A friend of mine, who has not and is unlikely ever to have a computer, kept a diary for almost a year, before, unaccountably giving it up. When recently she re-read it, she was quite pleased with it, (usually people, myself included, have the opposite reaction, and push their reread diaries away in embarrassment), and, taking me by surprise, asked me if I would like to read it. I have sent it back to her with the urgent request that she take up diary-writing again. What are its qualities? Clarity, directness, honesty, wit. And its weaknesses? Complaint, obsessiveness, self-absorption. Note that the weaknesses are what you would expect of an honest diary writer.
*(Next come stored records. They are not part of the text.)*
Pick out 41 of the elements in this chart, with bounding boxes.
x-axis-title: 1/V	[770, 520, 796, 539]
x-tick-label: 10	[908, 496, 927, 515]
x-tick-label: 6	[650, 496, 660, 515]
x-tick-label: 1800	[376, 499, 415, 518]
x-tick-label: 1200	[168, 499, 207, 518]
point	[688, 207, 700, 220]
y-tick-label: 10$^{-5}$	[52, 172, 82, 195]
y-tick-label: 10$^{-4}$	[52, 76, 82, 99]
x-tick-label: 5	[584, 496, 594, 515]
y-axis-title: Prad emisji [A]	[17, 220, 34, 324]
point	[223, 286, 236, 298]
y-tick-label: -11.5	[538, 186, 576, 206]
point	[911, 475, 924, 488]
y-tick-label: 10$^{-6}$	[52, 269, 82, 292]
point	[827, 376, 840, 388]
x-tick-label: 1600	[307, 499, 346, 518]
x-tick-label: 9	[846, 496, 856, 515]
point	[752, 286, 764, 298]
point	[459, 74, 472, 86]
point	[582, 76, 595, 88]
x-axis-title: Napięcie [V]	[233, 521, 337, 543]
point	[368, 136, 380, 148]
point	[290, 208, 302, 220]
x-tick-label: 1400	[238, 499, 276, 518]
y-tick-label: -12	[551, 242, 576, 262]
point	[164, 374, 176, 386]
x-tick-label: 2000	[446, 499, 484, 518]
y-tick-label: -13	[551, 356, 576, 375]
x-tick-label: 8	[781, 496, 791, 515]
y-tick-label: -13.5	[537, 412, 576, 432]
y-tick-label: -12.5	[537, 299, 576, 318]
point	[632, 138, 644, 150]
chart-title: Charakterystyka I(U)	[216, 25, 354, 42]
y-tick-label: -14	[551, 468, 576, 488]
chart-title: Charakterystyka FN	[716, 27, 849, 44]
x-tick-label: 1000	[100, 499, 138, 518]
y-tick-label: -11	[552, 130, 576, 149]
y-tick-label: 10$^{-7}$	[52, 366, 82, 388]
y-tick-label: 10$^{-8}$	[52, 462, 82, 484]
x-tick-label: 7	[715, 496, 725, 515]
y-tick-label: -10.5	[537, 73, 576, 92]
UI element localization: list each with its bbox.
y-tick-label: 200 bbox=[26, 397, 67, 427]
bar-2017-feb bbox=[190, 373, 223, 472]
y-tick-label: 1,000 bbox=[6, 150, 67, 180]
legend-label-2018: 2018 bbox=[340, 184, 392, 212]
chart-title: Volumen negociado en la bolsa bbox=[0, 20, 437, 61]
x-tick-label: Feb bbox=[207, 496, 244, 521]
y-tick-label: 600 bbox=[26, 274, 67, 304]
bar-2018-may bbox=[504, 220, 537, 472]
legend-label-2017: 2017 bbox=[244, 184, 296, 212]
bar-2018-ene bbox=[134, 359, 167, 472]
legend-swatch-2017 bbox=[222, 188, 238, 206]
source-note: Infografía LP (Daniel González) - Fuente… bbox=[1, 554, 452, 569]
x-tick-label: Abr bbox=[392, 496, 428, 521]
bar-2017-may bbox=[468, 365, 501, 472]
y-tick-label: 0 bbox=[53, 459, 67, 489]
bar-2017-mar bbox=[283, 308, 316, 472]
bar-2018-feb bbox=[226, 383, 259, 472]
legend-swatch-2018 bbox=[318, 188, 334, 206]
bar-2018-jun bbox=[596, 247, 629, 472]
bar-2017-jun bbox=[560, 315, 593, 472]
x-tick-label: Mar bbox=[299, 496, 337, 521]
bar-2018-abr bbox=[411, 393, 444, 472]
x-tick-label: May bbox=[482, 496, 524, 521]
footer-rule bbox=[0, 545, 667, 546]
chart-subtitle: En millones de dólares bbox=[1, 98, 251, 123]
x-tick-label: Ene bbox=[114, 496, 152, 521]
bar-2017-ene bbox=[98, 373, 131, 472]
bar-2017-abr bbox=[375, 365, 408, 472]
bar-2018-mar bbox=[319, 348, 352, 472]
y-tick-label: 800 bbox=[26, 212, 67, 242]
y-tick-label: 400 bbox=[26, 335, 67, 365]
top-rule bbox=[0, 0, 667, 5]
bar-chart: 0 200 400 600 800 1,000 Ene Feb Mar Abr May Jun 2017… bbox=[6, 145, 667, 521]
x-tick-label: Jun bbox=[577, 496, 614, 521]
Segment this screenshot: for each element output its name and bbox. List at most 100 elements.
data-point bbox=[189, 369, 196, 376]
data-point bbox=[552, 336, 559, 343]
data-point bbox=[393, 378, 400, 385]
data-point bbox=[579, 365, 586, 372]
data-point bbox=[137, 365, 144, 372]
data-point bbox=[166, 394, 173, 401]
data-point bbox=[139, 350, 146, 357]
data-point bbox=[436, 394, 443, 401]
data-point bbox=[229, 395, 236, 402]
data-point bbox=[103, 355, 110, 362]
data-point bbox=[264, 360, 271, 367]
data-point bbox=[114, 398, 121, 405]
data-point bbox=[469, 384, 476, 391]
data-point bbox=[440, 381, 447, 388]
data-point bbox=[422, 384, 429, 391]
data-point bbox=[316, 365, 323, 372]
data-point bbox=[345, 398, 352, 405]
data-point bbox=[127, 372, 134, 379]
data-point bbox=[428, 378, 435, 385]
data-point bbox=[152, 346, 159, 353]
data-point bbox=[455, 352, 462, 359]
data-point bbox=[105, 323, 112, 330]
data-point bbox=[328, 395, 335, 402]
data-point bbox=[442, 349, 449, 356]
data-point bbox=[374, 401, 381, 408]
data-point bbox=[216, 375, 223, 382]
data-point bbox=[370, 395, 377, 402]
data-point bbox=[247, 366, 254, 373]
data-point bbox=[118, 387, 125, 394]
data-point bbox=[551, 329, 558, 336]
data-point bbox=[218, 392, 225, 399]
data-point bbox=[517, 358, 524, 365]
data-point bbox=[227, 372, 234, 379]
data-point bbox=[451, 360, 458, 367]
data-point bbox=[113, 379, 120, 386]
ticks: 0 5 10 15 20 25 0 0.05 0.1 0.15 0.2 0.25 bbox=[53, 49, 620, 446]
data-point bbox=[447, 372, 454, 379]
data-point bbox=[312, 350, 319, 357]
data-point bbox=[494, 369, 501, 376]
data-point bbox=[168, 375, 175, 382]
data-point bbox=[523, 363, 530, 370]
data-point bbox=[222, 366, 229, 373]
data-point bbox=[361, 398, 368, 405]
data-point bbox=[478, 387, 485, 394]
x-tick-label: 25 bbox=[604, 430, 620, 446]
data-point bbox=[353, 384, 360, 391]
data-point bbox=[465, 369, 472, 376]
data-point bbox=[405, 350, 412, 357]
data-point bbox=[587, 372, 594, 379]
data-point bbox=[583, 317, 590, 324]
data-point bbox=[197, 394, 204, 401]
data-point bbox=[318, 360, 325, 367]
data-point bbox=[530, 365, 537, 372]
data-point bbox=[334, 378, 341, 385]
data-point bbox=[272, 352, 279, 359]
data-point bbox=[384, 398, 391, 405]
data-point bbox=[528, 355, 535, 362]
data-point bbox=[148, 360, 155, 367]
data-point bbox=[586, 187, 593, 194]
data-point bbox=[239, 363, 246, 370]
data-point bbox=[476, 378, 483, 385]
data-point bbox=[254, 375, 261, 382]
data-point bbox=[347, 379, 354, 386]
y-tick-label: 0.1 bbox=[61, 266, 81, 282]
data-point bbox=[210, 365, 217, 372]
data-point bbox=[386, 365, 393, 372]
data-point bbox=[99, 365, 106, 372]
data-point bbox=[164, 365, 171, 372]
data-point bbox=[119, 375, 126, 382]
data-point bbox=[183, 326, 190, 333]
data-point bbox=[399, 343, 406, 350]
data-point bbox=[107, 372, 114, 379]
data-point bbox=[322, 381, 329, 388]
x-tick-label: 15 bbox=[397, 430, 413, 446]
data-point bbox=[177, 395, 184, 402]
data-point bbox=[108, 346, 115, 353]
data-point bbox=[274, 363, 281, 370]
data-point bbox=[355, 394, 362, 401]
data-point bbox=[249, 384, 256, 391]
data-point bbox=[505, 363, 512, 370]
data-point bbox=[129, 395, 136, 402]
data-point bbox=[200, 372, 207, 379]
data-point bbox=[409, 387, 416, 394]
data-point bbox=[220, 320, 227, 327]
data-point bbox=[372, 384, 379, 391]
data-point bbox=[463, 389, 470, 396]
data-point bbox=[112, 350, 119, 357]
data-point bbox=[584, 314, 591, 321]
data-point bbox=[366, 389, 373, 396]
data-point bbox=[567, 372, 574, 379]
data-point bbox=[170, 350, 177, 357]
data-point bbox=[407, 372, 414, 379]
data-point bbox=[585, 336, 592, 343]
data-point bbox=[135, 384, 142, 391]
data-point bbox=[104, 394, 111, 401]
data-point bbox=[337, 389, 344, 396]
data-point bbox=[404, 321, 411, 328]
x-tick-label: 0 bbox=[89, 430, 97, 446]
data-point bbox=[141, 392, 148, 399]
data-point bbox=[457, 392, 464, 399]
It seems to me that diary-writing may be a chore, but it has the merit of providing a focus for one's thoughts and even actions, even if one leads what appears to be a sheltered life. I ask myself if this blog and the other blogs which I read, are not, after all, diaries of a sort? And whether the chief encouragement to continue with them is not the feeling that their readers, usually sympathetic, are responding, most of the time to your musings and observations. That, I suppose, may set blogs apart from more traditional diary forms, but the thought does put blogging and diary-writing in a new perspective.
Saturday, August 09, 2008
Recourse to an old fashioned hot water bottle when you have pulled a muscle in your back proves a very present help in time of trouble.
In the High Street a new shop called the Children's Salon is on the point of opening. Suspended just below the ceiling and circling the shop is a narrow shelf wide enough for a track. And on the track, is a good sized toy train. Children and grand children are now probably to big to provide an excuse for me to enter. But when it opens I think I will anyway. Toy trains were unavailable in the war years ,when I was of an age to enjoy them
Friday, August 08, 2008
I watch a man with a power hose clean a yard. What ever he is getting rid of seems to have spread on to his shoes and the bottom of his trousers, because he directs the hose on to these, performing a little dance in the process.
In the vegetable garden, after the rain and in the continuing humidity, everything is growing and bursting out of its bounds. There is a sense of fecundity and excess.
Thursday, August 07, 2008
Last night, as the air grew sponge-like in its humidity, there was a majestic thunder storm.Lightening was almost continuous and the thunder irrupted overhead with ear-splitting claps. You might have used the phrase "shock and awe" if hadn't belonged in a less natural context.
A thin strip of green roofing felt is all that remains for the roofers who have been working on the house round the corner for the last four weeks, to cover with tiles.